What is old-fashioned, though, is thinking your life is going to be a cakewalk once you have a ring on your finger and the same person lying next to you in bed every night. Marriage is not the solution to all of your problems, and if you approach it thinking that it is, you'll be sorely disappointed. Marriage - or rather a good marriage - can, however, provide a solid foundation that supports other areas of your life. But it takes work, hard work, even in the best of marriages.
Another way to avoid being "dated?" Try taking the science and study of our 21st century into your marriage. There has been a lot of research in the area of what makes a good marriage work and why, and it's applicable to almost all marriages. Learn from what the experts have discovered and use it to your advantage in your marriage, or better yet - when looking for your partner.
 
Here's some of what we know about the qualities, skills, and characteristics that make a marriage last. If you're looking for someone, make sure they have them. And if you're already with your partner, cultivate them. Both are possible.
 
Studies Show That You're Less Likely to Divorce if You Marry By the Time You're 30:
 
Though people are increasingly getting married later - and popular ideas say that the older you are when you marry, the better - there does seem to be a "most desirable age," and it's before you hit your 30s. Speculation abounds about why this is the case, but no definitive answer has been reached. If you're around 28 or 29, it's time to start doing some serious looking.
 
Good Communication Skills are Said to be The #1 Quality Necessary for Making a Marriage Last:
It may sound like an exaggeration, but if you don't have open and effective lines of communication, you won't have a lasting relationship. That means that you know how to get your ideas across (and understand your partner's), you can have a disagreement without it necessarily escalating, and if/when it does escalate, you know how to fight. Which leads me to the next point...
 
Knowing How to Fight - And Fight Fair - Will Help:
Having a relationship where no one ever raises their voices or fights may sound nice, but it's not the norm. Fighting can be a perfectly healthy part of a relationship - and there's nothing quite like the "making up" that often comes with the territory. But to keep fighting from becoming a destructive force, couples do need to establish limits and boundaries before the fighting ensues. Here are three tips that work for most couples: 
 
1. Don't let it get personal. As soon as it does, you've lost control and are just being vicious.
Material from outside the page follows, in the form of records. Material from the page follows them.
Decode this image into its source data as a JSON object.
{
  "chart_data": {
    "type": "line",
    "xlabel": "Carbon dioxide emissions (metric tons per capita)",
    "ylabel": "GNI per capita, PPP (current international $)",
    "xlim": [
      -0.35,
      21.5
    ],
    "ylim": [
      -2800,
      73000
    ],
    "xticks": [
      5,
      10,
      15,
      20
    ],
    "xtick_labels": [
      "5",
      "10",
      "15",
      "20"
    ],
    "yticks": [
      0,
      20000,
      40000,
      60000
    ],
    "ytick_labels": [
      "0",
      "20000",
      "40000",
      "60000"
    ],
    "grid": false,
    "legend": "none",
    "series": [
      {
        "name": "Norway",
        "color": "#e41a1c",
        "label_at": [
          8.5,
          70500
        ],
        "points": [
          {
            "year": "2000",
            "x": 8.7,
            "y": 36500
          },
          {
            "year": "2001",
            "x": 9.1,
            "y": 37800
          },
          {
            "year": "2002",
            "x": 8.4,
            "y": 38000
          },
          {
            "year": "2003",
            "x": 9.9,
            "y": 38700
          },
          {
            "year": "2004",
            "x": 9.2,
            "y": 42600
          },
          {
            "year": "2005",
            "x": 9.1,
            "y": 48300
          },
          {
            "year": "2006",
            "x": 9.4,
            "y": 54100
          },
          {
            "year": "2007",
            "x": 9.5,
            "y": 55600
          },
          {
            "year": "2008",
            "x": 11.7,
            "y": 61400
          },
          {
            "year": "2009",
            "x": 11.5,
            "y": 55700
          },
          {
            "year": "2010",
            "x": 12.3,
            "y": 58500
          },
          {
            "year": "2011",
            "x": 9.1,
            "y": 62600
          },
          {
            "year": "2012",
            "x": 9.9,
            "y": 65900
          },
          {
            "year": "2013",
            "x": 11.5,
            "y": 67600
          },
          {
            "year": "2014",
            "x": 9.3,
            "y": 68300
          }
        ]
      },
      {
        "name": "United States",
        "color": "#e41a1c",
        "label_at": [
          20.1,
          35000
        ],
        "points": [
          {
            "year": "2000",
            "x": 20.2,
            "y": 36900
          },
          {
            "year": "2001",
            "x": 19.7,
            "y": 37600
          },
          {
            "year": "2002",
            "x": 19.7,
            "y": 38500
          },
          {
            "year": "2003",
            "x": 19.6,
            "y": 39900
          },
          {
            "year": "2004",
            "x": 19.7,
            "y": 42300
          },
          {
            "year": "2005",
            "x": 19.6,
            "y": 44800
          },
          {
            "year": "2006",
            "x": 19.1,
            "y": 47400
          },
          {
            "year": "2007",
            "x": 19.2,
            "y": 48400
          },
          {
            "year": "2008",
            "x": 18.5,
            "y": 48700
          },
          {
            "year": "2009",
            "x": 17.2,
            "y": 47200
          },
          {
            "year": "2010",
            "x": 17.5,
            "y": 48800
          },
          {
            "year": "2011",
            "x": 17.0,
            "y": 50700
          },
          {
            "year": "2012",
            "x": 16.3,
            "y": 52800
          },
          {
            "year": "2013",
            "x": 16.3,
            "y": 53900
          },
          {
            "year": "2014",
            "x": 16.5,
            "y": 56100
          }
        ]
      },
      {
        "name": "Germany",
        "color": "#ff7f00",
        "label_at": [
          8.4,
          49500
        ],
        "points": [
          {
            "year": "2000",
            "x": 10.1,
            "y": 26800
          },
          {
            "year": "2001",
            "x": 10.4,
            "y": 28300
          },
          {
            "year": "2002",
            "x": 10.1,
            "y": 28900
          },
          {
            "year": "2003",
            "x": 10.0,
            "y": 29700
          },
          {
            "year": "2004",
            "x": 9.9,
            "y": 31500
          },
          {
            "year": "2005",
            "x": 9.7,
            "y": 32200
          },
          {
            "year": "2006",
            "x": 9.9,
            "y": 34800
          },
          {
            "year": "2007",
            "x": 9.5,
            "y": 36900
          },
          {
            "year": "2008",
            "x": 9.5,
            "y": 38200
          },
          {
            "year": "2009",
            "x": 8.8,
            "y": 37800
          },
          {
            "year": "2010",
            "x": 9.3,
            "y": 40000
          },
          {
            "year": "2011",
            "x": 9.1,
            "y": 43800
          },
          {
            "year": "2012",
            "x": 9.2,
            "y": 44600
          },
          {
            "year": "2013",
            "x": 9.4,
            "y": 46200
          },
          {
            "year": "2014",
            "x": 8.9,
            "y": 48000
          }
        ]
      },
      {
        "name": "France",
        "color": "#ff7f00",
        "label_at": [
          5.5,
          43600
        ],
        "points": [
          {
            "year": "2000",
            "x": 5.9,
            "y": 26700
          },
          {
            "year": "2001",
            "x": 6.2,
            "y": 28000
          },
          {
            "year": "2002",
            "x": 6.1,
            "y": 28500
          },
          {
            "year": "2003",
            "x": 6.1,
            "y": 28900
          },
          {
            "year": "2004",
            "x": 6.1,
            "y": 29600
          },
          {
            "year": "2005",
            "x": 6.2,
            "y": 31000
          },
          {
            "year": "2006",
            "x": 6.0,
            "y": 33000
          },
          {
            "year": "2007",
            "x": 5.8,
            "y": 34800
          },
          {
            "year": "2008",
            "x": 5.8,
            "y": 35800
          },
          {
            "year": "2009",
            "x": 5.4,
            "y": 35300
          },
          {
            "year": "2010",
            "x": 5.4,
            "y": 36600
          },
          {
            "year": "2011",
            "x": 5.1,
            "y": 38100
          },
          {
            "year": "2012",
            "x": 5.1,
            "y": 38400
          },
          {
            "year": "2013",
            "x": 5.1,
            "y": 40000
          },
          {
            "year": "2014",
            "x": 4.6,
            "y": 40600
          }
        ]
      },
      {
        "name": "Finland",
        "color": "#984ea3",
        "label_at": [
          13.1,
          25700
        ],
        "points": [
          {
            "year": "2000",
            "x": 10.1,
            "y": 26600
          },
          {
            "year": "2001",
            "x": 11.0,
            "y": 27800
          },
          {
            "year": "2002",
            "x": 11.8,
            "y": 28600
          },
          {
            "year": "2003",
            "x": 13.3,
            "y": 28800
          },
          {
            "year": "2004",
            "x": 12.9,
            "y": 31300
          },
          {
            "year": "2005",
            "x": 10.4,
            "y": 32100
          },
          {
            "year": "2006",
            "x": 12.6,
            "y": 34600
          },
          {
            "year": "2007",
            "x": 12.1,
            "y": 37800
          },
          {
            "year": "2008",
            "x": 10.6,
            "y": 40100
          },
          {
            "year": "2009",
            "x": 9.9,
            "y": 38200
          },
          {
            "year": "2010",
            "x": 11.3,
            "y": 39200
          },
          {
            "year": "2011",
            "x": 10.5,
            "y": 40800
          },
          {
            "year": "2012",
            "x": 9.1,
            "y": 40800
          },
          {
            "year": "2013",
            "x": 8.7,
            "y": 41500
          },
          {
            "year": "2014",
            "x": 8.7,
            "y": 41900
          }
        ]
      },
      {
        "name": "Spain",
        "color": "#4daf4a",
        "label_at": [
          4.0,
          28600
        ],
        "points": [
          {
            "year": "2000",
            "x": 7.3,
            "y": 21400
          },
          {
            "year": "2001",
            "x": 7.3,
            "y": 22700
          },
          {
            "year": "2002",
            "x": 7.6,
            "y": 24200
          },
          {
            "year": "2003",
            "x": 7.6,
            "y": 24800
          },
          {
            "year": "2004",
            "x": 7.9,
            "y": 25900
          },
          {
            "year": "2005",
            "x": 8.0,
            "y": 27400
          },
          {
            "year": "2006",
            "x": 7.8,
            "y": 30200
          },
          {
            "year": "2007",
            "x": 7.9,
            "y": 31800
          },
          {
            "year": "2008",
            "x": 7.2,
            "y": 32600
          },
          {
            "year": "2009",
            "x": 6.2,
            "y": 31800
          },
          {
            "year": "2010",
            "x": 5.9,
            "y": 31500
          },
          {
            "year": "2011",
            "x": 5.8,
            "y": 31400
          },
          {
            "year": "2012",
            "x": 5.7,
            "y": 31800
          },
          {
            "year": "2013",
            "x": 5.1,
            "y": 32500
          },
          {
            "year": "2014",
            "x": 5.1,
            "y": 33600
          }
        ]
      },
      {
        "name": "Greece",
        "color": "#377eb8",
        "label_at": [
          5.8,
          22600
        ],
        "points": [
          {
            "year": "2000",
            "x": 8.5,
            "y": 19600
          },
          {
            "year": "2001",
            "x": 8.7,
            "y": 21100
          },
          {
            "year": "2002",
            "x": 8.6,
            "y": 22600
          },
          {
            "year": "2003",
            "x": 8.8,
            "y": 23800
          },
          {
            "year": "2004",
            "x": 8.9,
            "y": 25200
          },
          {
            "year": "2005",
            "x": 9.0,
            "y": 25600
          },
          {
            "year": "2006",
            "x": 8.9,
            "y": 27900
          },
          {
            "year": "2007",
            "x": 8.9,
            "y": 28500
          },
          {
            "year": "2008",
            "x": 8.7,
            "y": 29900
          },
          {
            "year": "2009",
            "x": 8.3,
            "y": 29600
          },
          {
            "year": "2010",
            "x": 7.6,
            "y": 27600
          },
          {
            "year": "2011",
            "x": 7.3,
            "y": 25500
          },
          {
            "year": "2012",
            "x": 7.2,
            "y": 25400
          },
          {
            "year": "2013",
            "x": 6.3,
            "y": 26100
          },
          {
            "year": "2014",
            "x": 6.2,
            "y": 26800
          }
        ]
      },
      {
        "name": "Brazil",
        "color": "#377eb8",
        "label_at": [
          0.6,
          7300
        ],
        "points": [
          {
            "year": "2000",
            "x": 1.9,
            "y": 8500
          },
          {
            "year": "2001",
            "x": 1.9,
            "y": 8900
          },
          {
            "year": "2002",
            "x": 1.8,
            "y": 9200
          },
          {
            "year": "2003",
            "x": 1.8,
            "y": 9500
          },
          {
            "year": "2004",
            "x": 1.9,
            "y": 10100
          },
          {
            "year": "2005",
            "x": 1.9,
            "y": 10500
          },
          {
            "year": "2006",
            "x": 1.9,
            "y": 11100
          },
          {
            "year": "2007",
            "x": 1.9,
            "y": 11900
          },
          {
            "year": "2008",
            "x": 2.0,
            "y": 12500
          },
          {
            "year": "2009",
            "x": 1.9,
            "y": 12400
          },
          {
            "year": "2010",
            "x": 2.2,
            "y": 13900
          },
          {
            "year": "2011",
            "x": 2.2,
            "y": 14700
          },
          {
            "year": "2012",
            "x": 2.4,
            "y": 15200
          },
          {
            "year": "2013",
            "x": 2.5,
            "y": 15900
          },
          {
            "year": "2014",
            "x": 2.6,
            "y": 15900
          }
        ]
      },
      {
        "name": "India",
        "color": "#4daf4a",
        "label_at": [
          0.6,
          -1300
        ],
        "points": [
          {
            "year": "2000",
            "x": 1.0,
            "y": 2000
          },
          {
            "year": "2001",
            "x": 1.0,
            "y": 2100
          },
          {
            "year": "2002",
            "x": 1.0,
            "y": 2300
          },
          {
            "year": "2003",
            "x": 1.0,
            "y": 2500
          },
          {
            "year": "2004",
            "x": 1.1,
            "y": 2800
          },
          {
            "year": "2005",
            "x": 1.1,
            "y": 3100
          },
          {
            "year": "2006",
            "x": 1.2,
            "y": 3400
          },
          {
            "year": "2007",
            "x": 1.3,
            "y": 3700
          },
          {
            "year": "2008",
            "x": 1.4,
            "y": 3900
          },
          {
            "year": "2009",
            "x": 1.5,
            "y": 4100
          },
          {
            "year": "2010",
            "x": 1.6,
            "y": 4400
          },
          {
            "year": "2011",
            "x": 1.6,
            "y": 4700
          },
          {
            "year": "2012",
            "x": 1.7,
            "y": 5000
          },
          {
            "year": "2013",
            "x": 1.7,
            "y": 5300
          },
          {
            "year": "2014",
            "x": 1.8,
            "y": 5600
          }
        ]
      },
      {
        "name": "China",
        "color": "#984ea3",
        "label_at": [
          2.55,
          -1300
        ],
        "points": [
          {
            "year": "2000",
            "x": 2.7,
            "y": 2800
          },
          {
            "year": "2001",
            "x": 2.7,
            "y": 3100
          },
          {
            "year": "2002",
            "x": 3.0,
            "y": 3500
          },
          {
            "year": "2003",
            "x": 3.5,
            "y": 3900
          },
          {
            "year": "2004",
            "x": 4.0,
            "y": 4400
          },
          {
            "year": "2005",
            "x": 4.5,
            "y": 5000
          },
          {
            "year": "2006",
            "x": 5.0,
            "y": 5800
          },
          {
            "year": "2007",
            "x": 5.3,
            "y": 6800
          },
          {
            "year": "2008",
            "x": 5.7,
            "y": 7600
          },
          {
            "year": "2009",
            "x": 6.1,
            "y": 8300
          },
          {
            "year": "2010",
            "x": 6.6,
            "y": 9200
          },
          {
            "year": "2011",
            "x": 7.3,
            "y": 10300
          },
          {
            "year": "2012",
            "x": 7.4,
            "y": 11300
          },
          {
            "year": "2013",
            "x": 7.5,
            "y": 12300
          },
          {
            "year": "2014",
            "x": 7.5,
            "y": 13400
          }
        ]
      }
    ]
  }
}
2. Have a code word that you can say when you feel it's getting out of hand that will put a stop to the fight, or at least give you some space.
3. Agree to disagree. You're not always going to come to a consensus, and fighting until you do can prove futile.
 
Sex and Money are Cited as the Two Most Common Reasons for Divorce:

Knowing what some of the "triggers" are for divorce is a valuable tool if you use it to your advantage. In the case of sex and money, this means that if you're still looking for a partner, finding someone who you have a good sexual chemistry with, and a similar approach to financial issues is wise. And even if you seem on the same page (or are already married), you should also always sit down with your partner and ask them pointed questions, like:
 
1. Are they satisfied - really satisfied - with your current sex life?
2. How many times a day/week/month do they want to have sex once you're married?
3. What can you do to make their experience even better, and vice versa?
4. How do they feel about money? Is it a taboo subject or one they're comfortable with?
5. How do they envision money being dealt with in the marriage? Will one person be the bread-winner? Who will handle the bills?
 
And if the thought of having this conversation makes you uncomfortable, just think about how much more uncomfortable you'll be when your partner is looking elsewhere in a few years because they aren't satisfied. A little blushing now just might save you a lot of heartache later.